Question:
Multiple producers with a single consumer, is there a way to ensure that the demand is spreaded across all producers ?
to be more detailed, we have the following stages pipeline:
[A] - [B] - [C]
Stage A … a variable number of instances, processing incoming data
Stage B … a single instance, think of a collector, shall distribute demand across producers, caching demands
Stage C … a variable number of instances which do the actual processing
I would like to implement stage [A] as a producer, but didn’t find any hint the GenStage source where the consumer may spread the demand across multiple producers.
or
Another way would be to implement stage [A] simply as GenServer instances and manage to spread the demand across them in stage [B], which will then be only a “producer”.
You can control the demand from the producer but you can control how often you ask from consumers (B and C) by implementing the handle_subcribe/handle_cancel callbacks and setting the demand mode to :manual.

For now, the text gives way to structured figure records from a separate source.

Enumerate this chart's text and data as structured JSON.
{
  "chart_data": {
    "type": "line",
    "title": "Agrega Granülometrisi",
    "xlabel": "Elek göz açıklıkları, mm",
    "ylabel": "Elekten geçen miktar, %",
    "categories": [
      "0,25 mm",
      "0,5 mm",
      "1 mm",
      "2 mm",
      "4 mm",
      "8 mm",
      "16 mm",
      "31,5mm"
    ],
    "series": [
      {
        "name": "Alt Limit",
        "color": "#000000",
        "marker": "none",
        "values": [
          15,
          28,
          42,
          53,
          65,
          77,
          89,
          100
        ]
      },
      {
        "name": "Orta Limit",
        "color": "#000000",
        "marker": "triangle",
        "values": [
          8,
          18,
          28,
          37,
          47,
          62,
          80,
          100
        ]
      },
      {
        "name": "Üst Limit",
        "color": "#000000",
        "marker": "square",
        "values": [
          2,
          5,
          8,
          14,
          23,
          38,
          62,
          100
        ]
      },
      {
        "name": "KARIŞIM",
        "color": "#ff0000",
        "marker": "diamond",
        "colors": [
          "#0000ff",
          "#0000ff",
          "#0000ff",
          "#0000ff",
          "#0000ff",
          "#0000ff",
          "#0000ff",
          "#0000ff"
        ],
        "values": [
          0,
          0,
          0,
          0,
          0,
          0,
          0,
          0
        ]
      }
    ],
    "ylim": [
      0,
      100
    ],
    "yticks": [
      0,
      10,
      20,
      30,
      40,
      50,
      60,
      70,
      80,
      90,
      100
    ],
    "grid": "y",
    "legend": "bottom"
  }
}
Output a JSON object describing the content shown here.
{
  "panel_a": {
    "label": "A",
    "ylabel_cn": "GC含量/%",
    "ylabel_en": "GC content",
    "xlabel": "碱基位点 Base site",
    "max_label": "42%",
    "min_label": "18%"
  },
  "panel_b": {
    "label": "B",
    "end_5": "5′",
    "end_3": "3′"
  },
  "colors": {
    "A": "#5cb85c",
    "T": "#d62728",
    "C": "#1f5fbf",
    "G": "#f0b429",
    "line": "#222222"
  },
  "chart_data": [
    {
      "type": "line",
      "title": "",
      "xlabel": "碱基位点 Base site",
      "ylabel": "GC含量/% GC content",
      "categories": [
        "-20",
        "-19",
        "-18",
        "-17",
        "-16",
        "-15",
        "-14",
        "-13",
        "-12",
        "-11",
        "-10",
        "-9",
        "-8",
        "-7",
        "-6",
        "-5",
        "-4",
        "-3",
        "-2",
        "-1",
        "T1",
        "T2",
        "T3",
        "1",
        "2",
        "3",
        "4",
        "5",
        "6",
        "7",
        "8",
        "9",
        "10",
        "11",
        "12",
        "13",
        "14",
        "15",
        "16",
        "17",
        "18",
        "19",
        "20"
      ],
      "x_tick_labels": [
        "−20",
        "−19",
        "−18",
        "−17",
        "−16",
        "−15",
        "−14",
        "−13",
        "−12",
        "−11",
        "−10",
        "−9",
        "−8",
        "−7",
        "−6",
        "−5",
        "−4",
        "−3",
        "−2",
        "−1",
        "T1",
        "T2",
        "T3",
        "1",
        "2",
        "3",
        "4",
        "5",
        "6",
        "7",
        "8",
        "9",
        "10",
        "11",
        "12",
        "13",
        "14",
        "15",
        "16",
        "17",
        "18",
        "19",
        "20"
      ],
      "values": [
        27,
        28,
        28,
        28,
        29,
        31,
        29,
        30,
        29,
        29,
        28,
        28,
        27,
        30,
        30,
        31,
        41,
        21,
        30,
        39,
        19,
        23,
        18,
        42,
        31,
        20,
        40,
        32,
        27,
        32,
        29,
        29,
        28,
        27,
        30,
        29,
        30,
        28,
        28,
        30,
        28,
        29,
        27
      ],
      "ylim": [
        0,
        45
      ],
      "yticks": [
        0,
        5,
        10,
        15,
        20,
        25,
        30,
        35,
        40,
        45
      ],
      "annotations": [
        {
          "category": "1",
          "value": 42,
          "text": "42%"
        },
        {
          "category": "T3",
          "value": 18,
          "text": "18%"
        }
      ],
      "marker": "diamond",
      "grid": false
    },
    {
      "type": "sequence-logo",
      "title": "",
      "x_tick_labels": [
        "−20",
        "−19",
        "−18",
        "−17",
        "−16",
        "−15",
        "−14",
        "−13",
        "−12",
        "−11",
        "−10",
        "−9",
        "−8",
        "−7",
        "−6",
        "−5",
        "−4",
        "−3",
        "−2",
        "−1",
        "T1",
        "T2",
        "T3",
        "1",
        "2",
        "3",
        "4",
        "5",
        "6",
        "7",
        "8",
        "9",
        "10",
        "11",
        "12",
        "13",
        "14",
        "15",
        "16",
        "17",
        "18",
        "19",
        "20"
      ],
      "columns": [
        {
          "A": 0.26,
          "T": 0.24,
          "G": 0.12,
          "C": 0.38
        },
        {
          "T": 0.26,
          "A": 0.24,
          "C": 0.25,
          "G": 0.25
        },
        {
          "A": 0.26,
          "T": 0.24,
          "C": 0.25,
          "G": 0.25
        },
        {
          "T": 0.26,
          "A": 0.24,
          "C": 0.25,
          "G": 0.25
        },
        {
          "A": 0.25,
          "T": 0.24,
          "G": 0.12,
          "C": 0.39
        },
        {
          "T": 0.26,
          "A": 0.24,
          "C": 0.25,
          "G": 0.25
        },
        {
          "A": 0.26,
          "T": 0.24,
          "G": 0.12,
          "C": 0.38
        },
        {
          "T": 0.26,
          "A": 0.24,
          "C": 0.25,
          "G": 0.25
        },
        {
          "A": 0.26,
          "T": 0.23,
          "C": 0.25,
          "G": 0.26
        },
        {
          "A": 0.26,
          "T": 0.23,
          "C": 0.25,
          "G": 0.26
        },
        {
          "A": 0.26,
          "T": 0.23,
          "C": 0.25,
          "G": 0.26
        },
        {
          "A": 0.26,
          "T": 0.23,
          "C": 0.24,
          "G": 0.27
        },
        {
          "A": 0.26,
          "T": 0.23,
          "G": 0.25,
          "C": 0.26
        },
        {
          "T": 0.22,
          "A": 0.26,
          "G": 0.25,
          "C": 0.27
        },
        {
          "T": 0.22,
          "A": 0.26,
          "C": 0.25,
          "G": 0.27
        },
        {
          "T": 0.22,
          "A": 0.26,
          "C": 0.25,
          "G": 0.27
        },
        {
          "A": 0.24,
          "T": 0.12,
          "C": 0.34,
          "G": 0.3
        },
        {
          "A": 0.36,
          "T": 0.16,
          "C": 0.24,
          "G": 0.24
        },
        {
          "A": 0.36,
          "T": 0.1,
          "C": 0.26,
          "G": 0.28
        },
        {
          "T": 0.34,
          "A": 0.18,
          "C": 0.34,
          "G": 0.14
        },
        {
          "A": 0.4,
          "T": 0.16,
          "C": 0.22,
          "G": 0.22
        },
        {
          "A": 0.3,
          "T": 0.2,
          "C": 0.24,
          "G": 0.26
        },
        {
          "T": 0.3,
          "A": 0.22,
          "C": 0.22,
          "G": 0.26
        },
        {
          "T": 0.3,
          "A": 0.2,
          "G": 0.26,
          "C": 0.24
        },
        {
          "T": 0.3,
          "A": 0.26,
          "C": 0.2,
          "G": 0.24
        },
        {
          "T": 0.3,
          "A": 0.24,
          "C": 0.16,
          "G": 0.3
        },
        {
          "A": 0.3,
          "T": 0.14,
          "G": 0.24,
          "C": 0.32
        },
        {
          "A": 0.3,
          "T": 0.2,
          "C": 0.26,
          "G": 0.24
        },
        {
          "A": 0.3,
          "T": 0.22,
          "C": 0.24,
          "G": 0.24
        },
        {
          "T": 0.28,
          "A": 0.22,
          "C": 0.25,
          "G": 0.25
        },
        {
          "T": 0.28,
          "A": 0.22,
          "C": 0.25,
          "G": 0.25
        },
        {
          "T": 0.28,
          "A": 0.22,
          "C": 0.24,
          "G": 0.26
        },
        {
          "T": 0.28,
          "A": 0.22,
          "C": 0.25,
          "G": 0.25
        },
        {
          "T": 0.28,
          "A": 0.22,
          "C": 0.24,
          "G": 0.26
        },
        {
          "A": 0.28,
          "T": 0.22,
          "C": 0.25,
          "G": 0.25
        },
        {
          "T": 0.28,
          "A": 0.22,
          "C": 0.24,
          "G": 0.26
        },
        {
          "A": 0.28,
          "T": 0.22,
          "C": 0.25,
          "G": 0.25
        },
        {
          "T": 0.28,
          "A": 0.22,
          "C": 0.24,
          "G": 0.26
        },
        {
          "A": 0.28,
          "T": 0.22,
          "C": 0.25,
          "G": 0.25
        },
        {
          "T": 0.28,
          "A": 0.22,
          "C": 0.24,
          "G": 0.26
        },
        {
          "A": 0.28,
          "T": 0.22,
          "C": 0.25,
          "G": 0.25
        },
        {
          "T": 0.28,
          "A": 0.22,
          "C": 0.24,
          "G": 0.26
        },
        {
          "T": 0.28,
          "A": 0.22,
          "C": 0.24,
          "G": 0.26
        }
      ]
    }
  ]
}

@josevalim thx for the fast (very fast ;-)) reply, it wasn’t very clear to me, but now it is, I’ve overseen that the handle_subscribe callback is called on both sides, consumer and producer.
But in the case stage B is set to :manual, I see no way for stage B to determine if there exists demands from stage C. In the case stage C is busy, no demand, stage B shall stop asking stage A (there could be more then 1, which shall be asked round-robin alike) for events to prevent buffer overflow. In the case there is demand from stage C, stage B shall ask for events …
I’m wondering if it would be better to let the pipeline start at stage B (B would be a :producer) and the original stage A would be implemented as simple GenServer(s), registering to stage B (the new start of the pipeline) and stage B requests events from them in the handle_demand method.
I have a project where a producer connects to an external websocket API and that API streams more data than a single producer can handle.
I’m manually creating separate producers for different endpoints of the API, but it’s a bit cumbersome and I’m looking for a cleaner way to distribute the incoming demand, ideally in such a way that I don’t need to manually measure how busy each endpoint is.
That one appears to be about ordering events produced by different producers.
My question is making sure the producer can handle the volume of data streaming in from the external API. (Ideally via running concurrent copies of the same producer, if that is feasible)